Bo Westcombe-Evans
- Born: 19 June 2002 (age 23)
- University: Loughborough University

Rugby union career
- Position: Winger
- Current team: Loughborough Lightning

Senior career
- Years: Team / Apps / (Points)
- 2021-: Loughborough Lightning

International career
- Years: Team / Apps / (Points)
- 2024-: England / 2 / (5)
- Correct as of 13 October 2024

= Bo Westcombe-Evans =

English rugby union player

Boudica Willow Westcombe-Evans (born 18 August 2002) is an English rugby union player who plays as a winger for Loughborough Lightning and the England women's national rugby union team.

==Early life==
From St Albans, she started playing rugby union at her hometown club Old Albanians and was also part of the Saracens Centre of Excellence.

==Club career==
She made her debut for Loughborough Lightning in Premiership Women's Rugby at the age of 19 years-old.

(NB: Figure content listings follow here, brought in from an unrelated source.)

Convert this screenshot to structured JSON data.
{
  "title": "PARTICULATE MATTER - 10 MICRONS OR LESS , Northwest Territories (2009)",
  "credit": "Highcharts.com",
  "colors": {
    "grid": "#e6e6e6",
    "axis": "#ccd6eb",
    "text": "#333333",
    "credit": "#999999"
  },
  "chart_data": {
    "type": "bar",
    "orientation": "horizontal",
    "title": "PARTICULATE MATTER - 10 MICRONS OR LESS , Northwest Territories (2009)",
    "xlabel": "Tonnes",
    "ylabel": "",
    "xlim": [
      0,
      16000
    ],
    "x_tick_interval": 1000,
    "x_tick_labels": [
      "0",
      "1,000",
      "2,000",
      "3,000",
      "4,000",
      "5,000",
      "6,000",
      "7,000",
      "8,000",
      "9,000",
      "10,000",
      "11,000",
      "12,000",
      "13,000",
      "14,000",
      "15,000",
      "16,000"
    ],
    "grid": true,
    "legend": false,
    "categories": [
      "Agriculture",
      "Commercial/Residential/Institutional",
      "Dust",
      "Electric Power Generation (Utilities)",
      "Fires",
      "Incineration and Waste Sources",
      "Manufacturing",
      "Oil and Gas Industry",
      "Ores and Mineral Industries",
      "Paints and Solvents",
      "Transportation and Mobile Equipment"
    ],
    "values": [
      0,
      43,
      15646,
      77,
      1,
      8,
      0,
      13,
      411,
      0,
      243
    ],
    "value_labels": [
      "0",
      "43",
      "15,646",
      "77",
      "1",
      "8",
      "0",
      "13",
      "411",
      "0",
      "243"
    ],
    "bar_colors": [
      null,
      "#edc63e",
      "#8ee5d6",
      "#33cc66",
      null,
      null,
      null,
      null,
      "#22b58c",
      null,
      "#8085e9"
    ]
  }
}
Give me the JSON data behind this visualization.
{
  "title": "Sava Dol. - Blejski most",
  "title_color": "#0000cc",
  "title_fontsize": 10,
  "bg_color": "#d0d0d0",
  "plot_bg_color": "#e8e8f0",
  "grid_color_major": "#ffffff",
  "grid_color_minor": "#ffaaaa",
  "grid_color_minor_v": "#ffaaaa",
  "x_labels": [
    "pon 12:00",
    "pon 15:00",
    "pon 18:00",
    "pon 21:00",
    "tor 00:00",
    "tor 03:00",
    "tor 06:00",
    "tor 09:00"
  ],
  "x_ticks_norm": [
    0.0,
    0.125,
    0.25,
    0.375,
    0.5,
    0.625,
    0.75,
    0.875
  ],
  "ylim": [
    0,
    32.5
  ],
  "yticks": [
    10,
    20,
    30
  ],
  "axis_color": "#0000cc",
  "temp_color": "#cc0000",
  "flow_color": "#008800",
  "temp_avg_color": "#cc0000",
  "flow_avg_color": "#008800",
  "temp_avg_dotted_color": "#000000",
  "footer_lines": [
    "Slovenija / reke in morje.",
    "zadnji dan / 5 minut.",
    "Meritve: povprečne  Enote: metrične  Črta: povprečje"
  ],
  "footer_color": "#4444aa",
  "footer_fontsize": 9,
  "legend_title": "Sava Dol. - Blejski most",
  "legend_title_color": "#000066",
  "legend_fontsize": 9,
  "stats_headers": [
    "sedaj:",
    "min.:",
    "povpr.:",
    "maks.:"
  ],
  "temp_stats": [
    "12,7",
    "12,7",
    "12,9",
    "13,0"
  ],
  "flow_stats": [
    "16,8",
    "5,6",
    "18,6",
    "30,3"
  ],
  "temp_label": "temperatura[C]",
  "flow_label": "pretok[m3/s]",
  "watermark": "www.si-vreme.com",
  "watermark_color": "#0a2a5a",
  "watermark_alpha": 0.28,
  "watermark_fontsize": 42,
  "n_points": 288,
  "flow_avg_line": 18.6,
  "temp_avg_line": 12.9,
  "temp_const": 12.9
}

She made the most metres (1,700) and the most line breaks (25) of all the players in the Premiership Women's Rugby during the 2023-24 regular season. Despite missing a year of action with an ACL knee injury, she made her fiftieth appearance for Loughborough Lightning in the PWR on 29 November 2025 against Leicester Tigers, scoring four tries in a 38-10 victory.

==International career==
She was named in the England women's national rugby union team squad for the 2024 WXV in Canada in September 2024. She made a try scoring debut for England in a 61-21 win over USA on 29 September 2024.

==Style of play==
Known for her pace, ahead of her England debut, England attacking coach Lou Meadows praised her ability to break past defences on the outside.

==Personal life==
She studied Sports Management at Loughborough University.